Neben den eigentlichen Kriminalfällen beherrscht eine ganze Reihe von Nebenhandlungen die laufende Staffel. So muss Leonard sich um die zerbrochene Freundschaft zur Haushälterin der Gemeinde kümmern, als diese von seinen sexuellen Interessen erfährt. Ein weiteres wichtiges Ereignis, das über mehrere Episoden erzählt wird, ist die eskalierende Situation zwischen Geordies Frau und einem übergriffigen Kollegen im Kaufhaus, in dem sie arbeitet; vor allem die Auflösung dieser Geschichte ist hervorragend geschrieben.
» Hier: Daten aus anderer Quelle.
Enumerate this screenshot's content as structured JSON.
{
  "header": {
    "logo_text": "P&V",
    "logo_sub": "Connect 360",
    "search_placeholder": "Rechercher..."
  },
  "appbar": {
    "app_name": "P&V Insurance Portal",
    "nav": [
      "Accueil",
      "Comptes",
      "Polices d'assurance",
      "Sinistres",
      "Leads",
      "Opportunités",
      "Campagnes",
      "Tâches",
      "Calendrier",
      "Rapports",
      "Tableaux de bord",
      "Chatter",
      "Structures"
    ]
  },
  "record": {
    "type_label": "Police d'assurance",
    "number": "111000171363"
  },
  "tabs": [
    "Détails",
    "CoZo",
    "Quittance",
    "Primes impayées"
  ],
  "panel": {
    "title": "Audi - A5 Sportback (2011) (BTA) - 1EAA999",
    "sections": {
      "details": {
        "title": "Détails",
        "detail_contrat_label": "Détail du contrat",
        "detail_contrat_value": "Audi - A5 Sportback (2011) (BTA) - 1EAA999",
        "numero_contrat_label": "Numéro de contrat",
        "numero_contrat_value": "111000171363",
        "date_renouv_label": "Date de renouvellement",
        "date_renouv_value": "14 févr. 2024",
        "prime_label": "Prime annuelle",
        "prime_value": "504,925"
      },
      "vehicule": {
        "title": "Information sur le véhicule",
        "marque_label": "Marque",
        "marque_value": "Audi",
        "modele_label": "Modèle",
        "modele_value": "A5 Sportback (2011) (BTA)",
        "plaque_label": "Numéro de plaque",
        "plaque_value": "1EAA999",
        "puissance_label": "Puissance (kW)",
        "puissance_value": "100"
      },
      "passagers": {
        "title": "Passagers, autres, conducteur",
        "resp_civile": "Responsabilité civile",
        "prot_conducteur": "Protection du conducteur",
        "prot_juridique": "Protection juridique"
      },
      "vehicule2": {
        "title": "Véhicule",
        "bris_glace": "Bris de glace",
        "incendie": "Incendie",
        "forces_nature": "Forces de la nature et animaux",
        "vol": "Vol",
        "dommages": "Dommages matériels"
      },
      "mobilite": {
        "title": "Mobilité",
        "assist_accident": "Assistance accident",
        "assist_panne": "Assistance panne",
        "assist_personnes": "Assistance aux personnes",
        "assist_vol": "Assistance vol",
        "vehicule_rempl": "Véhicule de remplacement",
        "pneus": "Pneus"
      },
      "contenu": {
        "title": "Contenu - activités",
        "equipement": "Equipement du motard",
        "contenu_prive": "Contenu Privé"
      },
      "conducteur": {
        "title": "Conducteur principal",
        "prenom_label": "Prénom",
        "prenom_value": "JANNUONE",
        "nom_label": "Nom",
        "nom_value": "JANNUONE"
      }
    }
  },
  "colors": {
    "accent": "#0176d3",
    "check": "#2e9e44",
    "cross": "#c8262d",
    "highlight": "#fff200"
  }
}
Generell kann man sagen, dass man durch die einzelnen Folgen viel über das scheinheilige und bigotte England jener Zeit erfährt, über Dinge, die uns heute nur mit dem Kopf schütteln lassen. Und die Beziehung zwischen dem konservativen Polizisten und dem progressiven Vikar (welchem auch immer) zeigt uns häufig beide Seiten des jeweiligen Konflikts.

Ein gelungener Übergang
Die vierte Staffel von Grantchester erscheint auf zwei DVDs. Bildqualität und Ton sind im grünen Bereich, wenn auch typisch für eine Fernsehproduktion. An Extras bietet die zweite Disc ein gelungenes Making-Of mit einigen Interviews und Bildmaterial hinter den Kulissen; nichts Aufsehenerregendes, aber solide.
Die sechs enthaltenen Episoden bieten typisch englische Fernsehkost gehobener Qualität. Der Übergang vom alten zum neuen Ermittler ist gelungen, wenn auch etwas hektisch. Allerdings ist diese Staffel trotz des neuen Hauptdarstellers für einen Neueinsteiger ziemlich ungeeignet, da die Personen (bis auf Will Davenport) einfach als gegeben hingenommen werden, ohne eine Einführung zu erfahren.
Wer sich daher an Grantchester versuchen möchte, sollte lieber auf die ersten Staffeln zurückgreifen. Für Fans der Serie sind die vorliegenden Episoden natürlich ein Muss, allein schon, um den neuen Ermittler kennenzulernen.
Gratchester – Staffel 4 ist am 15. Mai 2020 als DVD und Blu-ray erschienen.
Disclaimer: Wir haben ein Rezensionsexemplar der DVD von der Firma Edel Germany GmbH erhalten.